Safety and servicing
ANCAP has not rated the Trafic but standard equipment includes driver and passenger frontal airbags, anti-whiplash headrests for all three seats and an anti roll-over system.
Also standard are electronic stability control with load adaption control, trailer sway control, hill-start assist and “Grip X-tend” for driving on slippery surfaces.
Renault supplies a five-year, 200,000km warranty with five years’ roadside assist and the first three services cost $349 under the company’s capped-price maintenance scheme, with intervals at 12 months or up to 30,000km.

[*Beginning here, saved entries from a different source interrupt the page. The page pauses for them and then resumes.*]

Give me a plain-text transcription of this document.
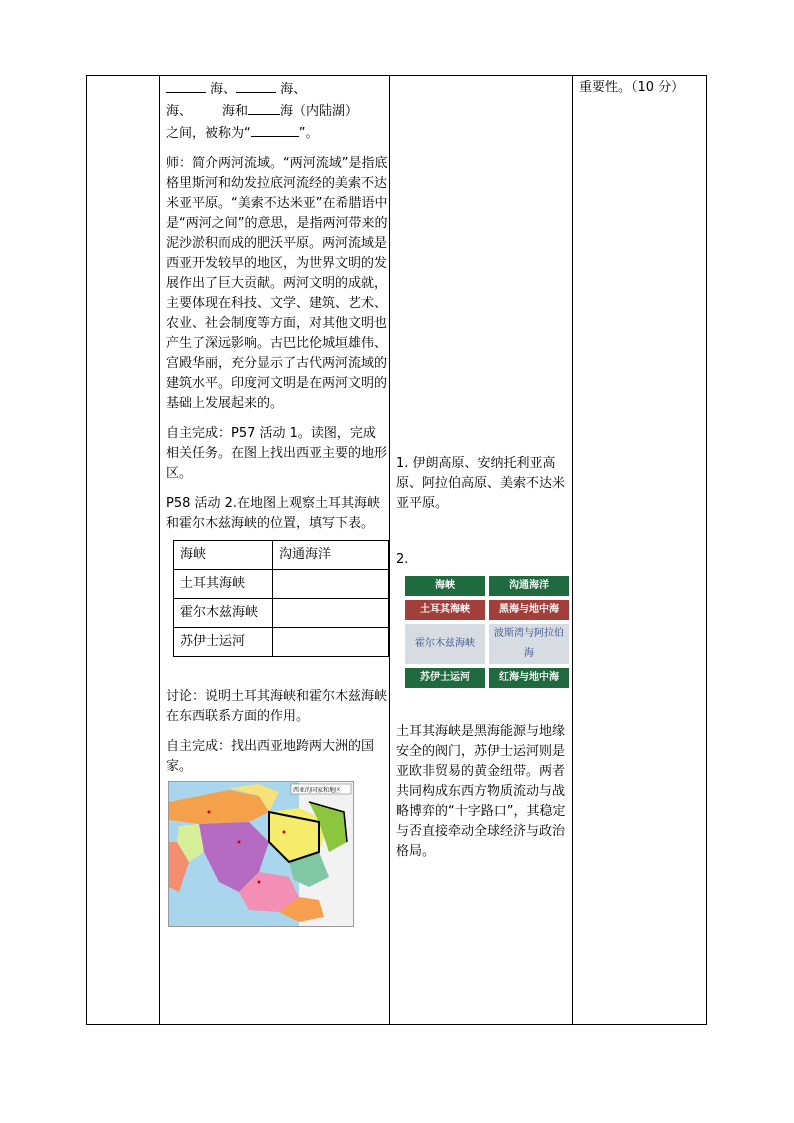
海、	海、
海、 海和 海（内陆湖）
之间，被称为“	”。

师：简介两河流域。“两河流域”是指底格里斯河和幼发拉底河流经的美索不达米亚平原。“美索不达米亚”在希腊语中是“两河之间”的意思，是指两河带来的泥沙淤积而成的肥沃平原。两河流域是西亚开发较早的地区，为世界文明的发展作出了巨大贡献。两河文明的成就，主要体现在科技、文学、建筑、艺术、农业、社会制度等方面，对其他文明也产生了深远影响。古巴比伦城垣雄伟、宫殿华丽，充分显示了古代两河流域的建筑水平。印度河文明是在两河文明的基础上发展起来的。

自主完成：P57 活动 1。读图，完成相关任务。在图上找出西亚主要的地形区。

P58 活动 2.在地图上观察土耳其海峡和霍尔木兹海峡的位置，填写下表。

海峡	沟通海洋
土耳其海峡	
霍尔木兹海峡	
苏伊士运河	

讨论：说明土耳其海峡和霍尔木兹海峡在东西联系方面的作用。

自主完成：找出西亚地跨两大洲的国家。

西亚的国家和地区

1. 伊朗高原、安纳托利亚高原、阿拉伯高原、美索不达米亚平原。

2.

海峡	沟通海洋
土耳其海峡	黑海与地中海
霍尔木兹海峡	波斯湾与阿拉伯海
苏伊士运河	红海与地中海

土耳其海峡是黑海能源与地缘安全的阀门，苏伊士运河则是亚欧非贸易的黄金纽带。两者共同构成东西方物质流动与战略博弈的“十字路口”，其稳定与否直接牵动全球经济与政治格局。

重要性。（10 分）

If you are self-employed and choosing your work wheels, bear in mind how enjoyable we think the Trafic is to drive. If you are an employer, this van might contribute to staff loyalty – it really is that good.
To drive, it is a world away from the ancient forward-control Toyota HiAce, beats the still-impressive Hyundai iLoad and shapes up as great value against other Europeans that are about to be superseded.
And while it may never be as iconic as the Honda CT110, posties will no doubt be pleased as punch to be driving their Trafics at work.
This van comes highly recommended.
Hyundai iLoad CRDi Single Cab from $36,490 plus on-road costs
An automatic transmission option and powerful diesel engine give the Trafic a run for its money for the price, but the iLoad is starting to show its age and matching the Trafic’s barn doors costs an extra $550.
Toyota HiAce 3.0D from $35,990 plus on-road costs
Ubiquitous, ancient and agricultural. Recommended for bulletproof reputation, resale value and little else.
Fiat Scudo from $31,000 plus on-road costs
The last survivor of the Fiat Scudo/Citroen Dispatch/Peugeot Expert triplets on the Australian market. Cheap to buy but an old design, and it cannot match the Renault’s fuel consumption to engine performance ratio.